The Blame Game
Perhaps the most crippling and meaningless activity in American workplaces is the blame game. Every single worker can easily recall a recent time when an error occurred, and the workforce spent an inordinate amount of time trying to figure out who to blame, instead of fixing the problem.
The scary part? We do this in our marriages all the time.
When you’re a young family, there are a lot of errors going on. Benedict will roll around on the floor until he gets into trouble. Alison forgets to lock the car. I screw up the daily schedule and don’t make dinner on time. It’s part of the human existence to make mistakes. If I spend time blaming Alison for something going wrong, I reduce the amount of time I have to either fix the issue or respond in love.
Blame creates division. Division leads to fights.
That simple chain of events results in what I would estimate to be the vast majority of marital fights. So when something goes wrong, how should we respond? We have three options:
- Ignore fault. Let’s face it, most of the things that go “wrong” in our daily life are completely inconsequential. Who cares if dinner isn’t ready on time and we eat 30 minutes late. Does it really matter that the car was unlocked for the 15 minutes we were in the store? So the kids got into something they shouldn’t have. They’re kids… it’s what they do. If we chose to just not care about who caused the situation, we can devote our energy to other worthwhile things.
- Acknowledge it was an accident. Your wife does very few things to intentionally offend you. Hopefully it’s vice versa. So when something happens, she didn’t do it on purpose.
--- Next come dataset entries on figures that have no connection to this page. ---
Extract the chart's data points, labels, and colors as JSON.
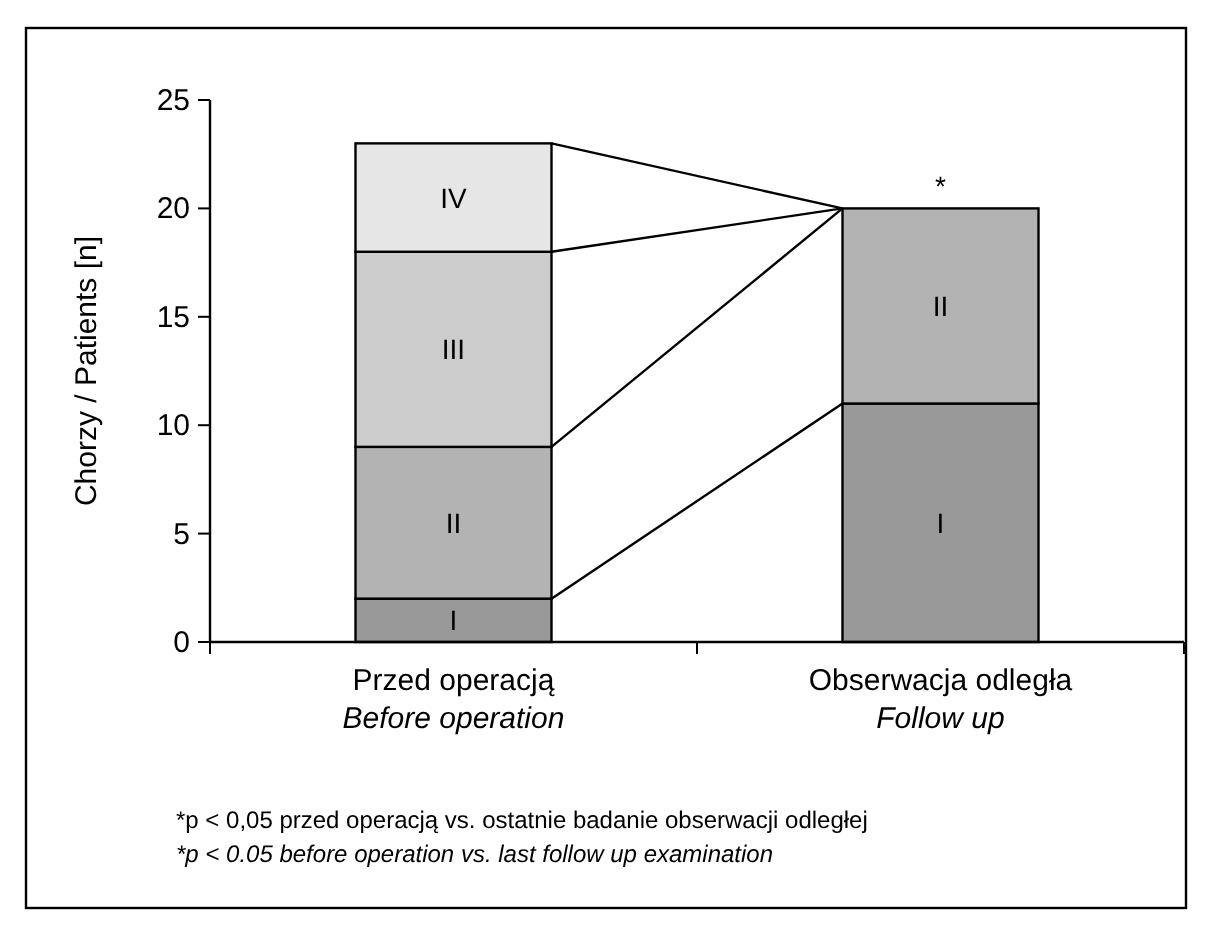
{
  "chart_data": {
    "type": "bar",
    "stacked": true,
    "ylabel": "Chorzy / Patients [n]",
    "categories": [
      "Przed operacją\nBefore operation",
      "Obserwacja odległa\nFollow up"
    ],
    "series": [
      {
        "name": "I",
        "color": "#999999",
        "values": [
          2,
          11
        ]
      },
      {
        "name": "II",
        "color": "#b3b3b3",
        "values": [
          7,
          9
        ]
      },
      {
        "name": "III",
        "color": "#cccccc",
        "values": [
          9,
          null
        ]
      },
      {
        "name": "IV",
        "color": "#e6e6e6",
        "values": [
          5,
          null
        ]
      }
    ],
    "ylim": [
      0,
      25
    ],
    "yticks": [
      0,
      5,
      10,
      15,
      20,
      25
    ],
    "grid": false,
    "annotations": [
      {
        "text": "*",
        "x": "Obserwacja odległa\nFollow up",
        "y": 20
      },
      "*p < 0,05 przed operacją vs. ostatnie badanie obserwacji odległej",
      "*p < 0.05 before operation vs. last follow up examination"
    ]
  }
}
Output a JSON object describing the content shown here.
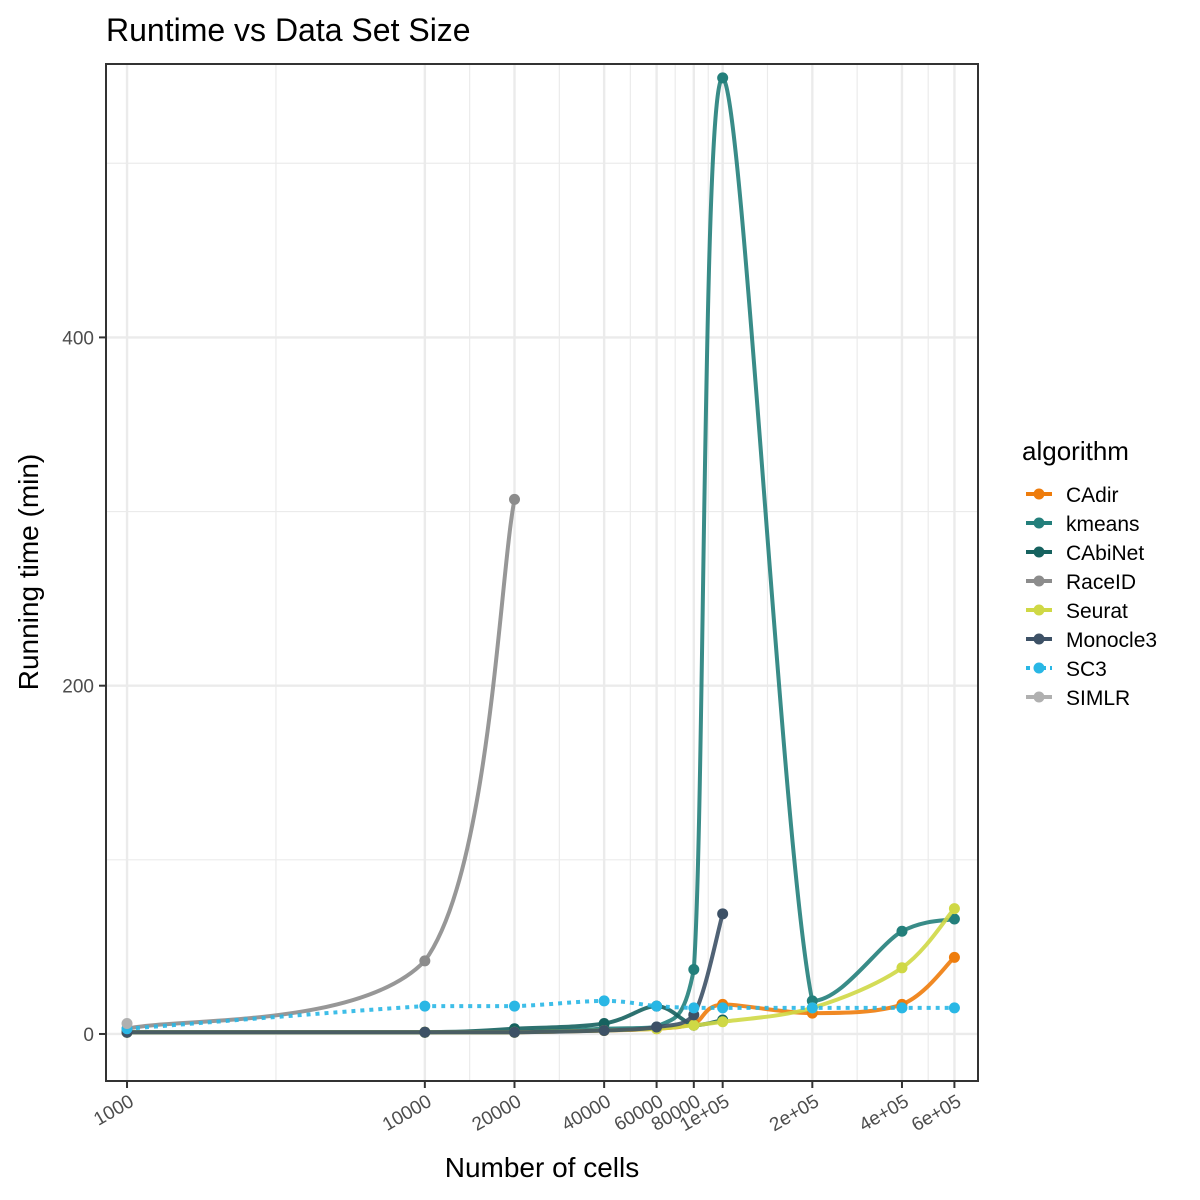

Acknowledge that she’s human and just move on with your life.
- Respond in love. Many of our mistakes are embarrassing. Screwing up the finances, getting into a car accident, or even your child eating something they shouldn’t have. When you know you’re the root cause, it’s a miserable feeling. Understand that your wife is going through those emotions and show her that it’s not a big deal and that you still love her.
Don’t let blame ruin your relationship. It’s an exercise in wasted time and effort.